02
じっとりと汗ばむ背中とは対象的に、冷え切ってしまった指先を握りしめる。
(どうしてここにいるのさ....)
横目で捉えた姿は何度見てもやはり百瀬萌香、彼女だった。
ほんとうに今日は運が無い。
このくそ暑いのに加えて、謎の同級生とふたりきり、だなんて。
蝉時雨が軽やかで、腹が立つ。
「すわらないの?」
突然話しかけられて、肩がはねた。
まったく、本人は涼しい顔だ。
「....すわる。
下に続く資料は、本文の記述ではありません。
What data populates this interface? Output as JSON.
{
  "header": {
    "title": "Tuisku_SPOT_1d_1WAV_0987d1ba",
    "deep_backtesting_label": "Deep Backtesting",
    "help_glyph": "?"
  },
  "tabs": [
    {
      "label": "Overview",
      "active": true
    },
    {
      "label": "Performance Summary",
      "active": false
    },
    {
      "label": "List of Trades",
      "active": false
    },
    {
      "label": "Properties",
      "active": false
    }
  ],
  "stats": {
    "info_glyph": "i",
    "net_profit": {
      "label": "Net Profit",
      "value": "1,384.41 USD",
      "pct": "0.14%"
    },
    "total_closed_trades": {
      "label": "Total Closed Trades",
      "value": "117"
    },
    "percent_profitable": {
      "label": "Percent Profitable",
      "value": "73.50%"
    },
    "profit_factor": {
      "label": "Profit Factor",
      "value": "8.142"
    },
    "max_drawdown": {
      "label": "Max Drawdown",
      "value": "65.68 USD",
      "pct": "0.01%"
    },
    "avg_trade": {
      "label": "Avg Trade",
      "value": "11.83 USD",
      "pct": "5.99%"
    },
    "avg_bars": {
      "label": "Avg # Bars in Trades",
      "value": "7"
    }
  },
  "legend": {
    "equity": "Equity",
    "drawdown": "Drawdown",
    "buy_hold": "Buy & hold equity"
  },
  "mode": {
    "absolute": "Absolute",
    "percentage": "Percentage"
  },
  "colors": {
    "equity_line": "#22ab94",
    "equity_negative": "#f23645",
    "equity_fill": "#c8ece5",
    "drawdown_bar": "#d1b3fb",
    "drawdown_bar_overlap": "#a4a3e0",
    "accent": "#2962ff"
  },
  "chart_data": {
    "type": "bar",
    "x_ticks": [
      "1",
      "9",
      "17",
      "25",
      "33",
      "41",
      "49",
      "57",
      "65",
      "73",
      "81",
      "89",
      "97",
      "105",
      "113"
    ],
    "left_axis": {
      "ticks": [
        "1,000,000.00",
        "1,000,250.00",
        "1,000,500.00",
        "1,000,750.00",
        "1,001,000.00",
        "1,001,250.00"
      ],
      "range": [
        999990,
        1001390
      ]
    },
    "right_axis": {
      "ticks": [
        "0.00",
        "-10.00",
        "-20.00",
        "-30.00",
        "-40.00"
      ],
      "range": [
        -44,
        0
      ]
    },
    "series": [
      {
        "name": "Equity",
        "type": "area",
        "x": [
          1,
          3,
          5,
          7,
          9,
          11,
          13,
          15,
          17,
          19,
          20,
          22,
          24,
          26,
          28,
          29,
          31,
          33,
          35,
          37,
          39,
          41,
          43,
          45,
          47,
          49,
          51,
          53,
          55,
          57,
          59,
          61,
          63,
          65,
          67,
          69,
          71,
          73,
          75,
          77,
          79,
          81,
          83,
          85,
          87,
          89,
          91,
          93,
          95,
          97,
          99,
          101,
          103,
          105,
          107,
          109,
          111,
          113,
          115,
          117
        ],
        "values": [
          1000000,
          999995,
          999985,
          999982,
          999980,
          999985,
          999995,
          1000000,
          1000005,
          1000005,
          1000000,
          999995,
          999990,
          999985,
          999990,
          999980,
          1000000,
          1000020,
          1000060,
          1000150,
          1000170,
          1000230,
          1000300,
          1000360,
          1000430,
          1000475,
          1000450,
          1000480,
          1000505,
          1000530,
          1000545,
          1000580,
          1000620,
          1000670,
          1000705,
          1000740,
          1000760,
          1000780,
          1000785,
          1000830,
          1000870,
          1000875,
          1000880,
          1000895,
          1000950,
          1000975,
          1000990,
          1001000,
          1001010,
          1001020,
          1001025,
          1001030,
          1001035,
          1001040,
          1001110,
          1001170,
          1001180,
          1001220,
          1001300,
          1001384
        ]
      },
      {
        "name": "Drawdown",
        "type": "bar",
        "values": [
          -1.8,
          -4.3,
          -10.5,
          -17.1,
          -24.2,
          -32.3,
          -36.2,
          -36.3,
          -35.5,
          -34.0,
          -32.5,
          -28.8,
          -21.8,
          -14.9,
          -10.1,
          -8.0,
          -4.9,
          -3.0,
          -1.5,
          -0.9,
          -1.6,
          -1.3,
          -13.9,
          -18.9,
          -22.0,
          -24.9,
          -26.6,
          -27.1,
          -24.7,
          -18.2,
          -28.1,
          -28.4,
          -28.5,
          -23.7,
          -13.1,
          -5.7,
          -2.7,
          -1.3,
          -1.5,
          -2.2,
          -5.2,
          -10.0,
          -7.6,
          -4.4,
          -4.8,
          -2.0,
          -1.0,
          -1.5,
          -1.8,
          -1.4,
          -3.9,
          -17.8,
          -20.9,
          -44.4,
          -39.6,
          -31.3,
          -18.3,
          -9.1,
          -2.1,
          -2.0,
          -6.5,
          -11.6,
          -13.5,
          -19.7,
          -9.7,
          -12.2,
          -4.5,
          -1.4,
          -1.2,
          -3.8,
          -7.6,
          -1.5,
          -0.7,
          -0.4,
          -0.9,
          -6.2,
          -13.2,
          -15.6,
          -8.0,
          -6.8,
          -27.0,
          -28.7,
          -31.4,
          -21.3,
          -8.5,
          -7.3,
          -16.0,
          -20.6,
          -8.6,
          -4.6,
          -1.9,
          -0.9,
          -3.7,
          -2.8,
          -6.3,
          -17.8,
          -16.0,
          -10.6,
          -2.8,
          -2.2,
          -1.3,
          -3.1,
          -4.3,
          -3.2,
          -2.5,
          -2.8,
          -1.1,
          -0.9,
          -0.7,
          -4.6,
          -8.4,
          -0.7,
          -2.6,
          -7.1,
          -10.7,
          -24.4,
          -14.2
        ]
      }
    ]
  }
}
」
どきどきとうるさく早鐘を打つ心臓。
コンクリートの壁に背中をもたらせかけたけど、一瞬触れたYシャツの感触が気持ち悪かったから、やめた。
モモの隣にしゃがみこむ。
ちらりと顔色を伺うと、風が彼女の髪をなびかせた。
あらわになった横顔は、息をのむほど綺麗で、見惚れる。
初めて間近で顔を見た気がする。
彼女はいつも俯いているか、窓の外を見ているからだ。
おかげでこの艶やかな黒髪は見慣れたものだ。
視線に気づいたのか、ゆっくりとこちらを向く。
どくんとひときわ大きく跳ねる心臓。
ただでさえ何を話したらいいかわからないというのに、見つめられてわたしがどこにいるのかさえ忘れそうになる。
「佐々川涼は、いつもここにいたんだね。」
いつもここにいたんだね、ぼおっとしながら脳内で復唱して、気づく。
「知ってたの、わたしが抜け出してたの。」
うん、と顎がひかれて、言う。
「しんどいならぬければいいのにって、思ってた。」
淡々とした声は相変わらずなのに、こんどはわたしの心にちくりと刺さった。
「....うん、わたしもそう思うよ。」
そう返すのがやっとだった。
目を逸らしたわたしを見て、再び彼女のくちびるが動きかける。
それ以上が怖くて聞きたくなくって、わたしは慌てて笑いかけた。
「それより、百瀬さんはどうしたの。」
彼女の表情は読めないままだけど、ちょっと動揺が滲んだ気がした。
「......モモでいいよ」
「え?」
ばつが悪そうに目を伏して言われた言葉に、逃げられた、という気持ちと驚きに気づく。
「名前....みんな、モモって呼んでるんでしょ? 佐々川涼もそうだと思ったんだけど。わたし名前きらいなの。」
彼女の珍しく取り繕うような人間くさい態度に、また驚いてうれしくなった。
「へぇ....じゃあ、モモって呼ばせてもらうけど、わたしもフルネーム呼びはちょっと嫌だな。」
「....涼」
はずかしそうにつぶやく彼女を、わたしはかわいいと思った。
今まで抱いてたどこか無機質な感想じゃなく、質量も温度もある感情だった。